Reentrancy Vulnerability Detection and Localization: A Deep Learning Based Two-phase Approach

Smart contracts have been widely and rapidly used to automate financial and business transactions together with blockchains, helping people make agreements while minimizing trusts. With millions of smart contracts deployed on blockchain, various bugs and vulnerabilities in smart contracts have emerged. Following the rapid development of deep learning, many recent studies have used deep learning for vulnerability detection to conduct security checks before deploying smart contracts. These approaches show effective results on detecting whether a smart contract is vulnerable or not whereas their results on locating suspicious statements responsible for the detected vulnerability are still unsatisfactory. To address this problem, we propose a deep learning based two-phase smart contract debugger for reentrancy vulnerability, one of the most severe vulnerabilities, named as ReVulDL: Reentrancy Vulnerability Detection and Localization. ReVulDL integrates the vulnerability detection and localization into a unified debugging pipeline.

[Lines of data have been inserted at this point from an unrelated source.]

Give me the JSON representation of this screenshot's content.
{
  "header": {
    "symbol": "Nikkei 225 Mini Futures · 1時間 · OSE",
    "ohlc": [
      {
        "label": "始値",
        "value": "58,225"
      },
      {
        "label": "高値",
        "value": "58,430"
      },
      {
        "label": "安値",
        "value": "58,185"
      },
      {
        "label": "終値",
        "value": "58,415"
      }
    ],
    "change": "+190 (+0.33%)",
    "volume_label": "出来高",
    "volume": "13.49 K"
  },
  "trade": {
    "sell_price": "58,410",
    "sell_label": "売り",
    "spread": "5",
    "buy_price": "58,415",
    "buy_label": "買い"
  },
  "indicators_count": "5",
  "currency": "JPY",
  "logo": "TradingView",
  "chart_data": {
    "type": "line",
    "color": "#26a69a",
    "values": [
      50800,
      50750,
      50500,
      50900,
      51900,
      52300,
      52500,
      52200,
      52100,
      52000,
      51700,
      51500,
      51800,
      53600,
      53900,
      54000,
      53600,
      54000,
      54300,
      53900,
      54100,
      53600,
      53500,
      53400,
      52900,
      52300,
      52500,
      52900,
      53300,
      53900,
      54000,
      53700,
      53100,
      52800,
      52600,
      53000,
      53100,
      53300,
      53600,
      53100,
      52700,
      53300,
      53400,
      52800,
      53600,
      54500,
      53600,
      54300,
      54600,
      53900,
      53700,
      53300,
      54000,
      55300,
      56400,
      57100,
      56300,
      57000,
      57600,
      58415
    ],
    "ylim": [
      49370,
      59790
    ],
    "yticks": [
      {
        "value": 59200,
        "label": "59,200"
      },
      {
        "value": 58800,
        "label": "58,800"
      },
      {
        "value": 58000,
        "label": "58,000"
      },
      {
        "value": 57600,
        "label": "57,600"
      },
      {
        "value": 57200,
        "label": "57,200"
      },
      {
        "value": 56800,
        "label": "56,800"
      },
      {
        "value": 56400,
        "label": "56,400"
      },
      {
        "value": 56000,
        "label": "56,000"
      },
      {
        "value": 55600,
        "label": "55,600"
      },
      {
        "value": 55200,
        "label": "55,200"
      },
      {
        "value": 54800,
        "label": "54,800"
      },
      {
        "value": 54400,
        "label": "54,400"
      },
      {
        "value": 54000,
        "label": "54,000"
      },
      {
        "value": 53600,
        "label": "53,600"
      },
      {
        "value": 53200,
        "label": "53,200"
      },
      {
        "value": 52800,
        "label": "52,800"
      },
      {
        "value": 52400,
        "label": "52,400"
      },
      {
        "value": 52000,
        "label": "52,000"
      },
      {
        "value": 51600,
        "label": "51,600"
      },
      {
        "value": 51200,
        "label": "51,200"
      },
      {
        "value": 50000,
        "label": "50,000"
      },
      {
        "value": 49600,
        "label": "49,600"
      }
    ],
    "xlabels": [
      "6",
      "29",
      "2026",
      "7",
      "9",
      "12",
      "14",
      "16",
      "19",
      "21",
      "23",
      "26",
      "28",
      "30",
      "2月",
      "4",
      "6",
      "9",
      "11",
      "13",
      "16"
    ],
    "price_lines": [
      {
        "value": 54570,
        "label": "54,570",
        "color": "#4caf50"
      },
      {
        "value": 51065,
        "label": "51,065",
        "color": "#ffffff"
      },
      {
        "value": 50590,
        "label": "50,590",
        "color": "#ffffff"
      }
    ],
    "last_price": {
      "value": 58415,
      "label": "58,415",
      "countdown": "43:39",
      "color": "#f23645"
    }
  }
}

For the detection phase, given a smart contract, ReVulDL uses a graph-based pre-training model to learn the complex relationships in propagation chains for detecting whether the smart contract contains a reentrancy vulnerability. For the localization phase, if a reentrancy vulnerability is detected, ReVulDL utilizes interpretable machine learning to locate the suspicious statements in smart contract to provide interpretations of the detected vulnerability. Our large-scale empirical study on 47,398 smart contracts shows that ReVulDL achieves promising results in detecting reentrancy vulnerabilities (e.g., outperforming 16 state-of-the-art vulnerability detection approaches) and locating vulnerable statements (e.g., 70.38% of the vulnerable statements are ranked within Top-10).